Hello, Just wanted to add to Angie's response concerning water hammer. Being an experienced plumber myself, she is right on the money with her diagnosis. I would be more inclined to think it is most likely due to no type of an arrestor being installed on the piping from installation. One thing that may help, if not already installed is adding an expansion tank at the water heater. Years ago they were very seldom installed but now it has been adapted as plumbing code in most counties. An expansion tank is primarily designed to avoid damage to the dank of the water heater but have found that it too can assist with pipe rattling issues throughout the house. The expansion tank needs to be sized based on the gallon capacity of the water heater and installed on the cold water line no closer than 18" from the inlet to the water heater. Given it being installed on the cold water line it also assist with absorbing the sudden shock on the related piping when a valve is closed to quickly. Hope this information was helpful.

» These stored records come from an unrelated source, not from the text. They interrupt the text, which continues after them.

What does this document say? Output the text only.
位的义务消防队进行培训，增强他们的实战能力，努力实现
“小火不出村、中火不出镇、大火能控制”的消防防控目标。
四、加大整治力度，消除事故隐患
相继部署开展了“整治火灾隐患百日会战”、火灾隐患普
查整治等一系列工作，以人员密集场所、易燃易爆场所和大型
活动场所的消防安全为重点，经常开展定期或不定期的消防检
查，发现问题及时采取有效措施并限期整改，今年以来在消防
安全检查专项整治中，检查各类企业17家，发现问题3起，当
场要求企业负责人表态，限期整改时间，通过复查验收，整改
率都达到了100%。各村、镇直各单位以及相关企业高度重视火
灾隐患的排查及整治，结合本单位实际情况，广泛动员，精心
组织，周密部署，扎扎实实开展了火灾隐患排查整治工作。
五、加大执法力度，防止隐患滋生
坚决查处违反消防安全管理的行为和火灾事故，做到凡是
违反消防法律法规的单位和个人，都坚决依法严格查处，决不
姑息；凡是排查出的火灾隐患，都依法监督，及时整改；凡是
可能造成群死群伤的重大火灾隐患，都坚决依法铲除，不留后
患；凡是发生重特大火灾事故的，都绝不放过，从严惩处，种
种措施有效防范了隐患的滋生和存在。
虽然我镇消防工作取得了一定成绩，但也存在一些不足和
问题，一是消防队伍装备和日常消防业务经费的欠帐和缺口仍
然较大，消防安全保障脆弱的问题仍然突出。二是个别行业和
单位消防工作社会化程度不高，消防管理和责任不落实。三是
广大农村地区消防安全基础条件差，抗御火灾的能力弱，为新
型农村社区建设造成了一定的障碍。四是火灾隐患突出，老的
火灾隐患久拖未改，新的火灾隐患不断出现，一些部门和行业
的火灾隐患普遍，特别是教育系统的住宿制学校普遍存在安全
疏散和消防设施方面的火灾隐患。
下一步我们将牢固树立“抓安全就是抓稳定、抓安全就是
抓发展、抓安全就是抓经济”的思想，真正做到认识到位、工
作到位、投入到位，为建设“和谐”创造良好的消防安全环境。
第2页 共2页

all that person has to do is find a section of pipe that is as close to the vibration as possible that is accessible and install a shock absorber on that line.a shock absorber is a mechanical device that has a dedicated air chamber in the top of it,when the toilet or faucet shuts off quickly the water hammer is absorbed into the shock absorber thereby stopping the vibrating pipes.you can also use a length of pipe about a foot long with a cap on the end of it in place of a shock absorber,when you install this piece of pipe and turn water back on,there will be an air chamber in the top of this pipe,thereby making it a shock absorber,and each time the water is drained down more air will be in the pipe.